CCTV has been installed for several purposes:

  • It provides security to users. Even though sites are not attended in person, they are monitored and assistance can be alerted if any incidents occur that require it.
  • Sadly, EV chargers have been subject to vandalism. CCTV is one means to help deter this, and to prosecute those who commit such acts if they occur.
  • CCTV can identify when cars are parked in charging spaces, and also when cars are queuing, waiting to charge. This provides EHT with additional information about user and non-user behaviour including blocking the charger, frequency of queuing and EV drivers parking but not charging. This helps us ensure EV charging is not being blocked for our users.

9. What if the site is blocked by a vehicle not charging?

We monitor sites for blocking by non-charging vehicles but if you arrive before we have done something about it, call 1300 518 038 to let us know.

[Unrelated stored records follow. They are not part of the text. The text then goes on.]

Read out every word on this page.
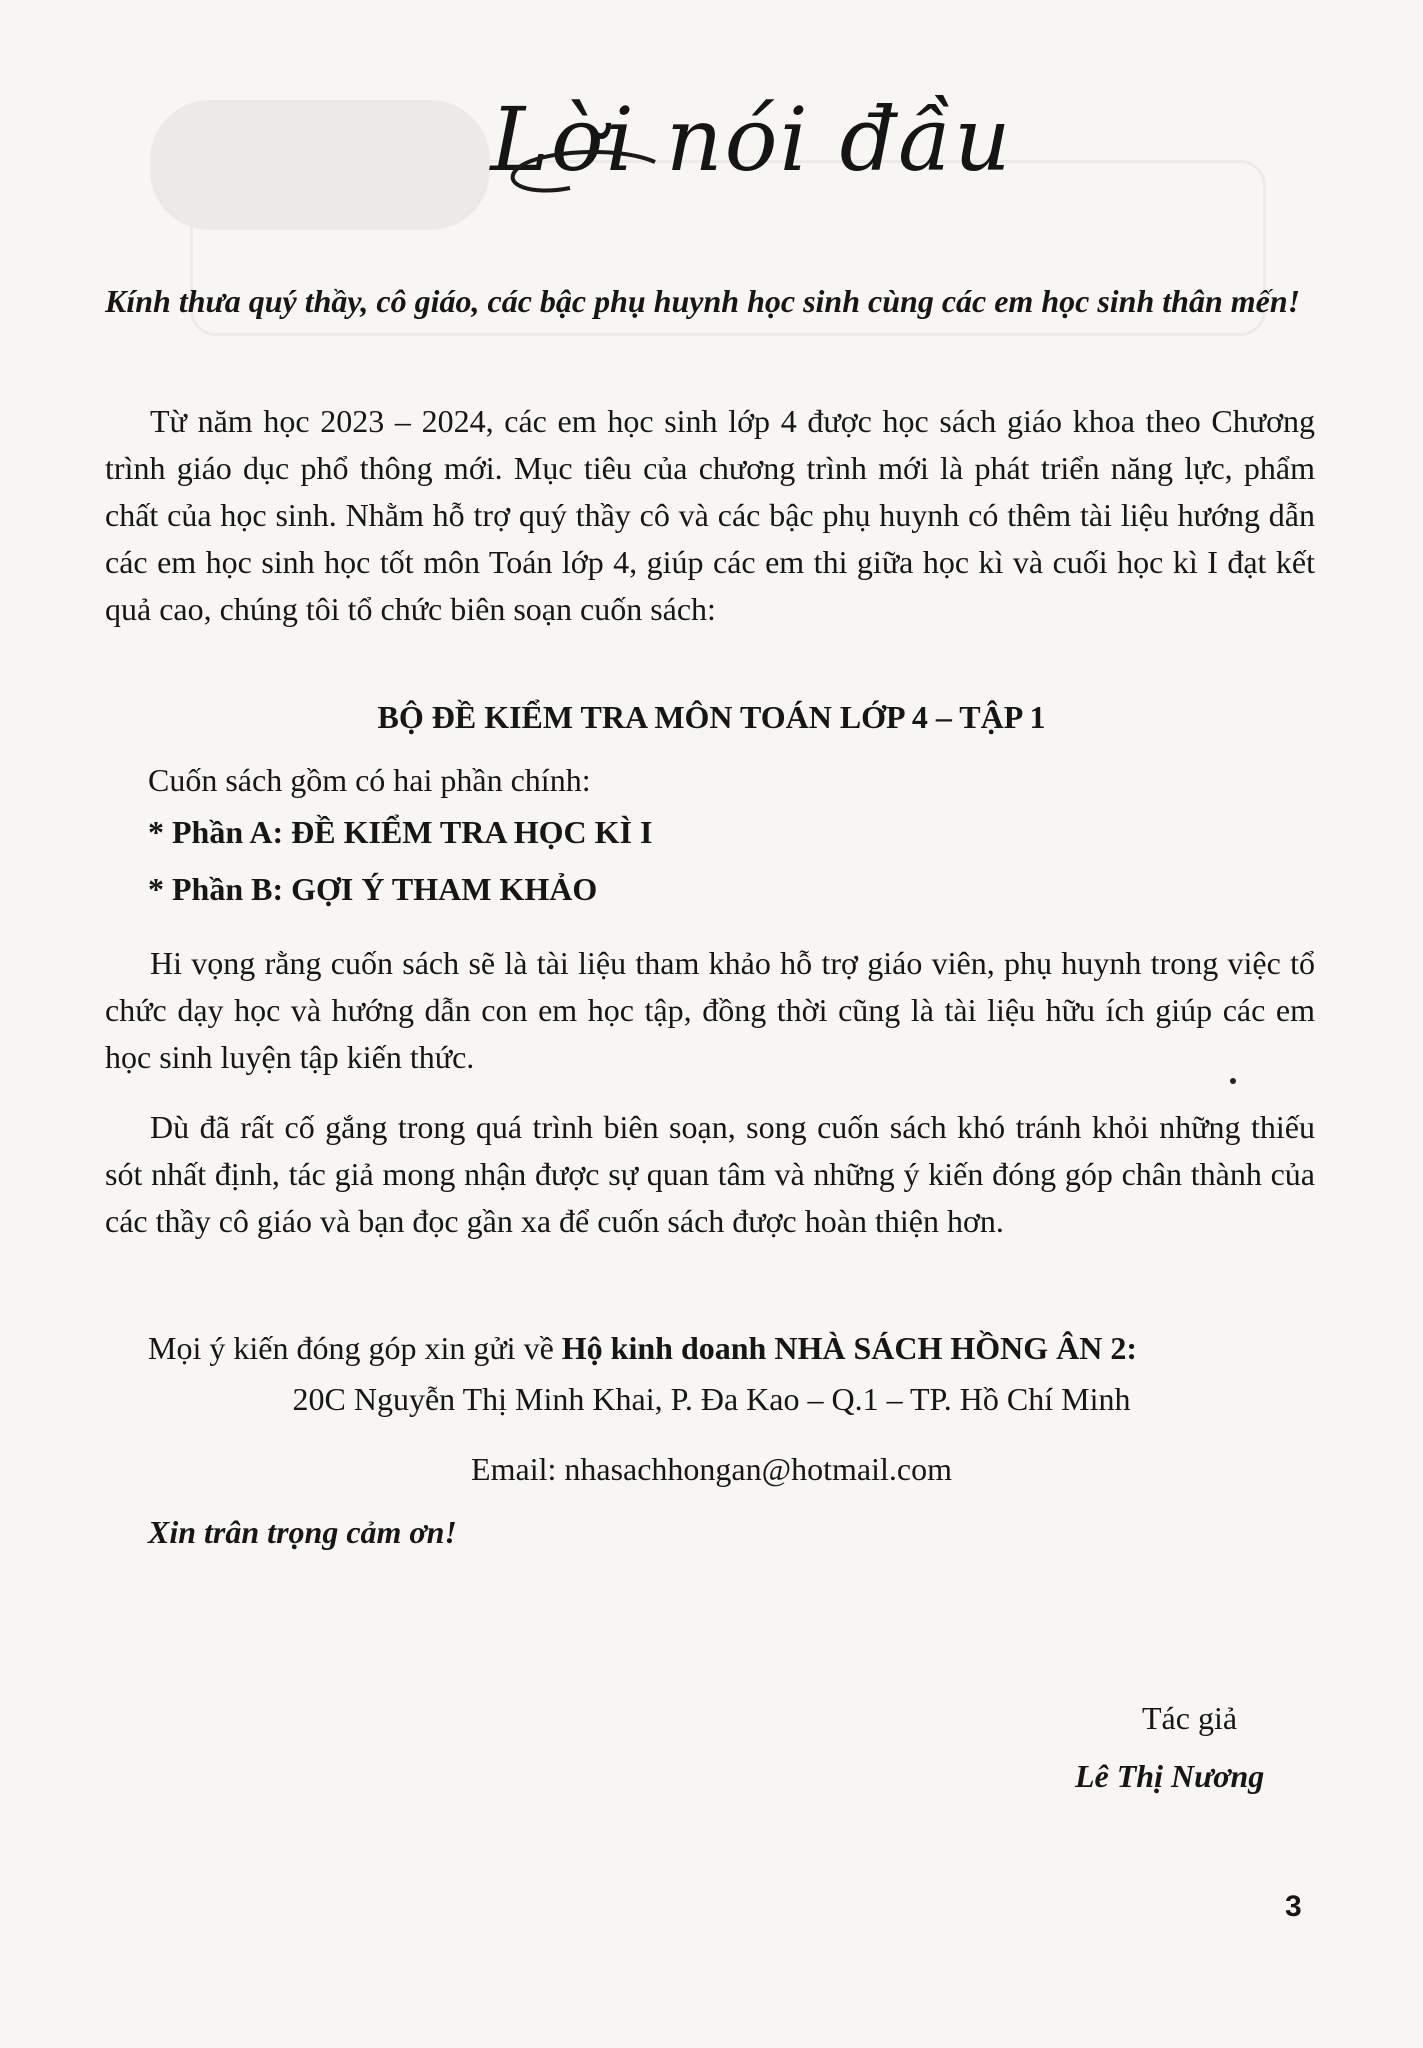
Lời nói đầu

Kính thưa quý thầy, cô giáo, các bậc phụ huynh học sinh cùng các em học sinh thân mến!

Từ năm học 2023 – 2024, các em học sinh lớp 4 được học sách giáo khoa theo Chương trình giáo dục phổ thông mới. Mục tiêu của chương trình mới là phát triển năng lực, phẩm chất của học sinh. Nhằm hỗ trợ quý thầy cô và các bậc phụ huynh có thêm tài liệu hướng dẫn các em học sinh học tốt môn Toán lớp 4, giúp các em thi giữa học kì và cuối học kì I đạt kết quả cao, chúng tôi tổ chức biên soạn cuốn sách:

BỘ ĐỀ KIỂM TRA MÔN TOÁN LỚP 4 – TẬP 1

Cuốn sách gồm có hai phần chính:

* Phần A: ĐỀ KIỂM TRA HỌC KÌ I

* Phần B: GỢI Ý THAM KHẢO

Hi vọng rằng cuốn sách sẽ là tài liệu tham khảo hỗ trợ giáo viên, phụ huynh trong việc tổ chức dạy học và hướng dẫn con em học tập, đồng thời cũng là tài liệu hữu ích giúp các em học sinh luyện tập kiến thức.

Dù đã rất cố gắng trong quá trình biên soạn, song cuốn sách khó tránh khỏi những thiếu sót nhất định, tác giả mong nhận được sự quan tâm và những ý kiến đóng góp chân thành của các thầy cô giáo và bạn đọc gần xa để cuốn sách được hoàn thiện hơn.

Mọi ý kiến đóng góp xin gửi về Hộ kinh doanh NHÀ SÁCH HỒNG ÂN 2:

20C Nguyễn Thị Minh Khai, P. Đa Kao – Q.1 – TP. Hồ Chí Minh

Email: nhasachhongan@hotmail.com

Xin trân trọng cảm ơn!

Tác giả

Lê Thị Nương

3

At a minimum we record the frequency and timing of blocking at each to identify where greater enforcement efforts are needed.

Some of the host councils have parking enforcement officers that will issue an enforcement notice and a fine for blocking EV charging sites. Not all councils have the resources to do this.

Councils that issue fines for cars blocking sites get the revenue, not EHT.

10. Why aren’t there more chargers at each site?

Currently there are very few EVs in Tasmania and the number of hours per week that chargers are in use is very low. We will increase the number of chargers at sites as the number of EVs increases, particularly where there is evidence of queuing on a regular basis.

11. How is the time charge set?

The time charge is calculated to meet fixed costs, overheads and depreciation over the expected life of the equipment based on an average use of four hours per day. This could be up to 12 hours per day on the busiest day of the year, but less than four hours most of the time.

The average cost of our sites is about $100,000 to develop. Annual fixed costs and overheads are about $6,500 per site.

We can reduce the time charge if we allow chargers to get busier than four hours per day, resulting in more queuing, more often. Alternatively, to have even less queuing, we would have to increase the time charge.

We hope we have the balance about right. Your feedback can help us decide.

12. There are two chargers, DC and AC; why are there not two separate charging bays?

Site hosts have generally been reluctant to commit more than one parking bay until there is demonstrated demand. All have agreed to release additional bays for EV charging once we show the level of use warrants it.

We do not expect the AC chargers to get heavy use at most sites. They are primarily provided as a backup should the DC charger not be working (or if it is occupied) and for vehicles that do not have DC ports (Renault Zoe, some PHEVs and some do-it-yourself converted EVs).

An AC cable is likely to be able to reach one or more of the adjacent bays and can be used even if they are not marked as reserved for EV charging.

At Swansea and St Helens there are two bays! That is because on street parallel parking does not allow all EVs to safely park in a way that permits the charge cables on the DC charger to reach all possible charge port locations. Some EVs need to approach the charger with the front of the vehicle and others with the back. You need to choose the bay that suits your EV. AC cables can be much longer so if you are using the AC charger, either bay may do, effectively making both bays available at these two sites.